In the face of a European Union threat to levy US$5 million in daily fines for allegedly failing to license selected software code, Microsoft today announced the expansion of its Shared Source Initiative to cover seven additional countries in the European Union.
Launched in May 2001 and now encompassing 17 unique code-sharing programs for various Microsoft technologies, the Shared Source Initiative is Microsoft’s main program for sharing source code. The latest expansion gives Cyprus, Estonia, Latvia, Lithuania, Malta, Slovakia and Slovenia access to code for Windows 2000, Windows XP, Windows CE and Windows Server 2003.
Matt Rosoff, a lead analyst with Directions on Microsoft, told LinuxInsider that he expected the software giant to act quickly when news broke recently that the European Commission was not pleased with the way the company set up licensing terms.
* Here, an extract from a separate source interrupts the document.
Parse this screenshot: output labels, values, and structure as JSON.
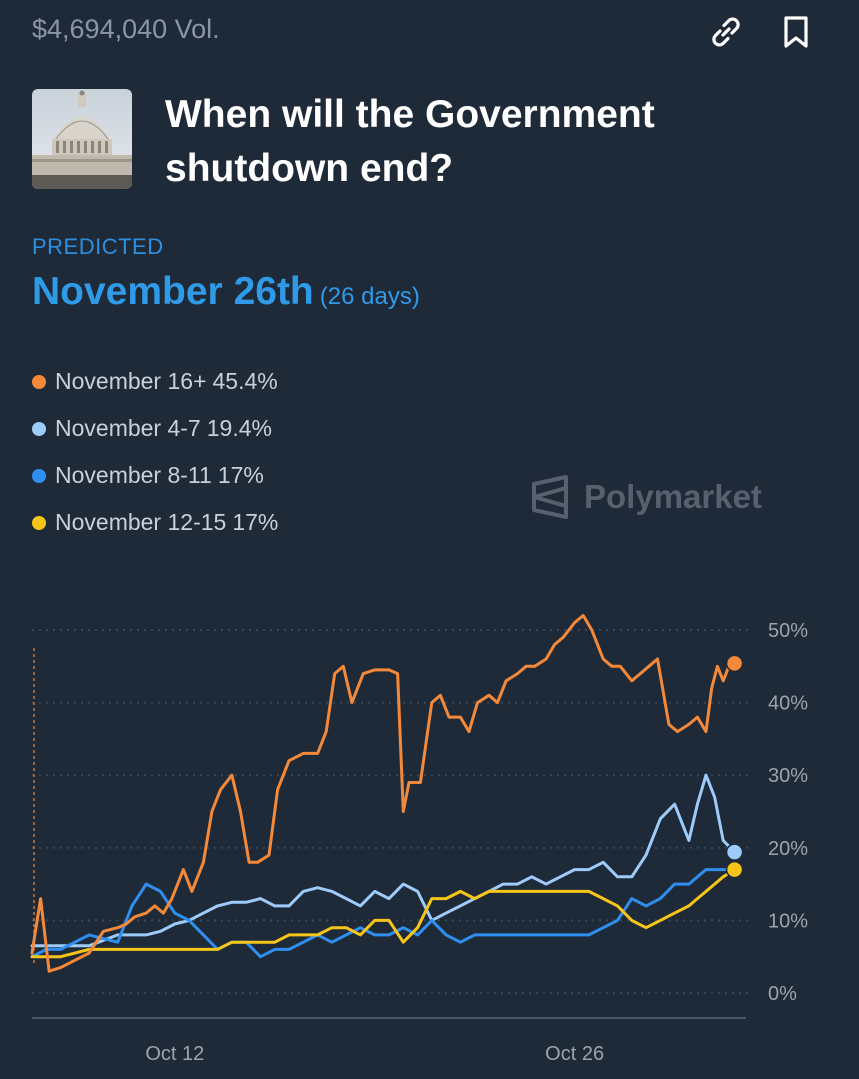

He said that expanding the Shared Source Initiative makes sense.
“Microsoft’s point of view is that if its intellectual property gets incorporated into open-source products and is covered under an open-source license, then it essentially becomes freely available,” Rosoff said.
“Microsoft believes Shared Source is a way to release the information at no charge and allow some sharing while still retaining enough restrictions to protect its intellectual property.”
Jason Matusow, director of the Shared Source Initiative at Microsoft, said expanding the Windows source code access programs to the whole of the EU is another important step in this process.
“Transparency leads to greater trust and opportunity,” Matusow said in a statement. “Over the past four years we have constantly looked for ways to expand the Shared Source Initiative — across technologies, license types and geographies — to better listen to what our customers and partners are asking of us.”
Microsoft began sharing Windows source code with academic institutions in 1991, and in 2001 it established the Shared Source Initiative to address broader customer interest and formalize a program that allows access to a spectrum of Microsoft technologies ranging from Microsoft .NET technologies to embedded operating systems.
A Call to Compromise
Recently, however, EU regulators had reportedly been considering hefty fines for Microsoft for what the Free Software Foundation Europe was calling high fees charged for access to source code. These claims were based on an EU case last year where the region’s Competition Directorate ordered Microsoft to make some of its server software available to competitors.
According to Rosen, European open-source groups were complaining to the European Commission that the licensing terms were written in such a way that it was impossible for them to leverage them.
“The issue here is the open-source community was being allowed to incorporate and use some of the protocols that were covered by the EU decision without being allowed to share this information completely freely or incorporate it into the GPL so it becomes open source,” Rosoff said. “This looks like some sort of compromise by Microsoft to protect its intellectual property.”
Microsoft has repeatedly expressed its desire to comply with EU orders.